Languorous, lush, and often mesmeric, Renoir is a visually stimulating enterprise, heretofore unforeseen from Bourdos. While his screenwriting collaborator, Michel Spinosa (an accomplished director in his own right judging from the overlooked 2007 Isabelle Carre vehicle, Anna M.), is again along for the ride, scribe Jerome Tonnerre (of Intimate Strangers, 2004 and The Women on the 6th Floor, 2010 fame) lends his voice to the screenplay, which smartly reveals a slow trickle of notable details about the legendary lives they’re portraying. Mark Ping Bing Lee (who shares credit with Doyle on Wong Kar Wai’s masterpiece, In the Mood for Love) returns as cinematographer once again for Bourdos, and when he’s not framing the warmly lit interiors of the Renoir’s home, he’s giving us breathtaking shots of expansive, Arcadian landscapes of the forest and the sea. Several sequences are clearly meant as homage to the work of senior Renoir, playing with shifting focus and blur.

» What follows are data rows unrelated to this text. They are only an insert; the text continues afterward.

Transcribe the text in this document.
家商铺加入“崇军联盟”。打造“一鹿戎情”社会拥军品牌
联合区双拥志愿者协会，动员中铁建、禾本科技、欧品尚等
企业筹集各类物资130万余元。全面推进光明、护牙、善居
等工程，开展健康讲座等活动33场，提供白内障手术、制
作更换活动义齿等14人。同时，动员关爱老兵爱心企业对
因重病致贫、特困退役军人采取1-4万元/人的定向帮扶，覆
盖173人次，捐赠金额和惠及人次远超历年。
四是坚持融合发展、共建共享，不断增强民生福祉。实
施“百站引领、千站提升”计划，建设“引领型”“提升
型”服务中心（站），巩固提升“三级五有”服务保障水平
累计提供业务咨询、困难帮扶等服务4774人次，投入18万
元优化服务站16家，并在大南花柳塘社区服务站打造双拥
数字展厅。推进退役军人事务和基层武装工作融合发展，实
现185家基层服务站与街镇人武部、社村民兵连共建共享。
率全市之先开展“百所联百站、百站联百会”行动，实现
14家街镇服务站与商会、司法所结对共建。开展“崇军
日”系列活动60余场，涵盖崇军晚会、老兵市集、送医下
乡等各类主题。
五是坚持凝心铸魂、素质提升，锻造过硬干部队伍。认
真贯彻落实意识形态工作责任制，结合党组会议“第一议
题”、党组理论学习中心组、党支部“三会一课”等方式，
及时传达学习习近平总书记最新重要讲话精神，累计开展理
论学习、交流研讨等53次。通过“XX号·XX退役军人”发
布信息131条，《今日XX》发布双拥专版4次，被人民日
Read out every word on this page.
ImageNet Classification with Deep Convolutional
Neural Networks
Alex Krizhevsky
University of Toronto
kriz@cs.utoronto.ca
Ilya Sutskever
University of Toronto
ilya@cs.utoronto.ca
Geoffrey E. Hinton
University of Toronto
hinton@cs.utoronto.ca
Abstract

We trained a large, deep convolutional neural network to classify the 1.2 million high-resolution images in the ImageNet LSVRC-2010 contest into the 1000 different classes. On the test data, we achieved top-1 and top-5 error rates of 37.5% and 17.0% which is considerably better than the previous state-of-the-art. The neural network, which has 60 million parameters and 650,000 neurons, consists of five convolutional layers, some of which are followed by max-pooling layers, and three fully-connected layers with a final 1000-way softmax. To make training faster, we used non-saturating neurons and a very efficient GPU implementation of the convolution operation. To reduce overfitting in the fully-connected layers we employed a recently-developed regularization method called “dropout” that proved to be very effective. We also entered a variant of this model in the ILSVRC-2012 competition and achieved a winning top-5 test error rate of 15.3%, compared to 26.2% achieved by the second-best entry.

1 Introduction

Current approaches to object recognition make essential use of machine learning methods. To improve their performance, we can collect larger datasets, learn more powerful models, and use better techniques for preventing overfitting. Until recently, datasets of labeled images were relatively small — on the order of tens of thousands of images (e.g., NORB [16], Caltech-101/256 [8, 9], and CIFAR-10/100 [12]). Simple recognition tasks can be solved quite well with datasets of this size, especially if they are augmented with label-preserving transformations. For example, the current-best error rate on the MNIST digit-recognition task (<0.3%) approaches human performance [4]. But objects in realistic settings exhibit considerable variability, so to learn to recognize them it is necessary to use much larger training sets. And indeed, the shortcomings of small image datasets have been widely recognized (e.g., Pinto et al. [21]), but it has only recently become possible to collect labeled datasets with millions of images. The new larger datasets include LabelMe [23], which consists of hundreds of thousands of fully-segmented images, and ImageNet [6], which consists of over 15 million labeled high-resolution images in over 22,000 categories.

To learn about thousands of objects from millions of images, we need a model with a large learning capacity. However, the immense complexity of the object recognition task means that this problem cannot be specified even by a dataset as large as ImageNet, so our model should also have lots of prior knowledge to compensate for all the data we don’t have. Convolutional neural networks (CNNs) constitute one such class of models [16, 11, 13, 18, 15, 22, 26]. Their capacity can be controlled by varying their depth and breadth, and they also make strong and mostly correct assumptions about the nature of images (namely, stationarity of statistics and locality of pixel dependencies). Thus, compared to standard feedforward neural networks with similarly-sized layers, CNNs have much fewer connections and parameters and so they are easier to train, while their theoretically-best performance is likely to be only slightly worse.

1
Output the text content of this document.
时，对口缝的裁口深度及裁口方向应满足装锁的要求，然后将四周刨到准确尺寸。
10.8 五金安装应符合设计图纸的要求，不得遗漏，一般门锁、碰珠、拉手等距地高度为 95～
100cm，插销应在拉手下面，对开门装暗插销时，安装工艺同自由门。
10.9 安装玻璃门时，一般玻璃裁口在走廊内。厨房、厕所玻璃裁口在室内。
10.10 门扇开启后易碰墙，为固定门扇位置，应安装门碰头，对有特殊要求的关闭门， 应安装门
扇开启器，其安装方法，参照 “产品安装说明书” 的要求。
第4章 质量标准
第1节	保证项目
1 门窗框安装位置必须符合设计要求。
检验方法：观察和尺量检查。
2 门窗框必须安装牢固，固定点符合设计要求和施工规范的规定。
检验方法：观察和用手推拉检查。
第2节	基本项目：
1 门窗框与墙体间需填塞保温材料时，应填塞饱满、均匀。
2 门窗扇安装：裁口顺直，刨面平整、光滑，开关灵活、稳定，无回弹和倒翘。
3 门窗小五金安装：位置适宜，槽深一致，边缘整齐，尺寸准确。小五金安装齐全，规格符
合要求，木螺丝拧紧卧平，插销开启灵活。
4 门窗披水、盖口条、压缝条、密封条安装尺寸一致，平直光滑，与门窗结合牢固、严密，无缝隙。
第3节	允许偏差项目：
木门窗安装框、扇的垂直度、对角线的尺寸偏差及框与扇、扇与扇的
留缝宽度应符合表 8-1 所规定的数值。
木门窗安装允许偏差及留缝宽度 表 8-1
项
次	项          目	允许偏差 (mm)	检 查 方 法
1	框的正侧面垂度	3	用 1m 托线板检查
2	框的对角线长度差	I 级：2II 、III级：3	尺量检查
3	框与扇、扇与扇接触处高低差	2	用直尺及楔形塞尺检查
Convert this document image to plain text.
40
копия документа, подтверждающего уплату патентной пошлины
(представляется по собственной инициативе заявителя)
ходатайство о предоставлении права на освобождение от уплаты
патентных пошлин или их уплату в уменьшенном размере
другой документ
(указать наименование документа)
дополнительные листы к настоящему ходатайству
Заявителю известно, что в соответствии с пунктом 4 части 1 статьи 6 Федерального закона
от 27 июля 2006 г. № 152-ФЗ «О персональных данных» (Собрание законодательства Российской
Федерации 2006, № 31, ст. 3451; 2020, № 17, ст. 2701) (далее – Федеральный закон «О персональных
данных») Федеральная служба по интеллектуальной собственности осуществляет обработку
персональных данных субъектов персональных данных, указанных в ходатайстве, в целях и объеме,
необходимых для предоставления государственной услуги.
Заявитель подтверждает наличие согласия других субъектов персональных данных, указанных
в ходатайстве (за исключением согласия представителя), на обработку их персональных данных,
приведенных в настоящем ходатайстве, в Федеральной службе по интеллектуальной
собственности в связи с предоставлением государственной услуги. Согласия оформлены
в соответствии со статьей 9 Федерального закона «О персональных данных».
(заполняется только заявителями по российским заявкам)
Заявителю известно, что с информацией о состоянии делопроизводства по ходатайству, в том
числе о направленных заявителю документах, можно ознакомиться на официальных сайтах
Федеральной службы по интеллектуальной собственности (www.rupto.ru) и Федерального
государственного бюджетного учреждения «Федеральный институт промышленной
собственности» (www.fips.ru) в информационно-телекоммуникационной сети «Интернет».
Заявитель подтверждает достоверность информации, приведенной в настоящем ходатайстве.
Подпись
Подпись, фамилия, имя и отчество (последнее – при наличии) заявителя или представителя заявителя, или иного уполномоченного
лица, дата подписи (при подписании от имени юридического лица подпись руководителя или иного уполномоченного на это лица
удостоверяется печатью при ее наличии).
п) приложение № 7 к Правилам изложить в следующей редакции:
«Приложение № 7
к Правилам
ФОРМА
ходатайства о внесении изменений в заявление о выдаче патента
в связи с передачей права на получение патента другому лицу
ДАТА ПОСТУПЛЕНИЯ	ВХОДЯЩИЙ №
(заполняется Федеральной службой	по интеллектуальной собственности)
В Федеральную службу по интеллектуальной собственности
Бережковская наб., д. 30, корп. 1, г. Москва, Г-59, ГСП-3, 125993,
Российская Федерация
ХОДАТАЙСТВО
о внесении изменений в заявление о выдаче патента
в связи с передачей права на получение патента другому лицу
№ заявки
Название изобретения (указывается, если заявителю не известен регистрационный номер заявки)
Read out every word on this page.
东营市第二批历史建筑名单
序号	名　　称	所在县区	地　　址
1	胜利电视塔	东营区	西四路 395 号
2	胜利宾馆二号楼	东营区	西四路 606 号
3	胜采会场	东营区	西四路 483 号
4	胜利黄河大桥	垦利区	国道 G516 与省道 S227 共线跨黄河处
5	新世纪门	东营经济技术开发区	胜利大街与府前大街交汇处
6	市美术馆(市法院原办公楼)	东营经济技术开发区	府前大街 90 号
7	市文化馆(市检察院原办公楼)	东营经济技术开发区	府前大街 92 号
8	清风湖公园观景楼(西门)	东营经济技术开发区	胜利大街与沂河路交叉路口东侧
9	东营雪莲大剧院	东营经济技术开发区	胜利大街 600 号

Fluctuating between moments of quiet observation and an entrancing score from Alexander Desplat, the audacious figure at the center of Renoir is actress Christa Theret, the muse and lover of father and son. While Michel Bouquet is certainly the most notable name among the cast, the men playing the Renoirs (including the junior member Claude, portrayed by Thomas Doret of The Kid With a Bike) are the detailed and laborious background that accentuate the vibrant color of Theret’s presence. While there are certainly a limited number of dramatic sequences, aside from some minor temper tantrums, neither is it really a portrait of the creative process. The abrupt end titles announce briefly terse information about Jean Renoir and his relationship to the actress that would be the muse of his first several features, Catherine Hessling, abruptly and fittingly ending a fascinating look at one very languid summer amongst artists.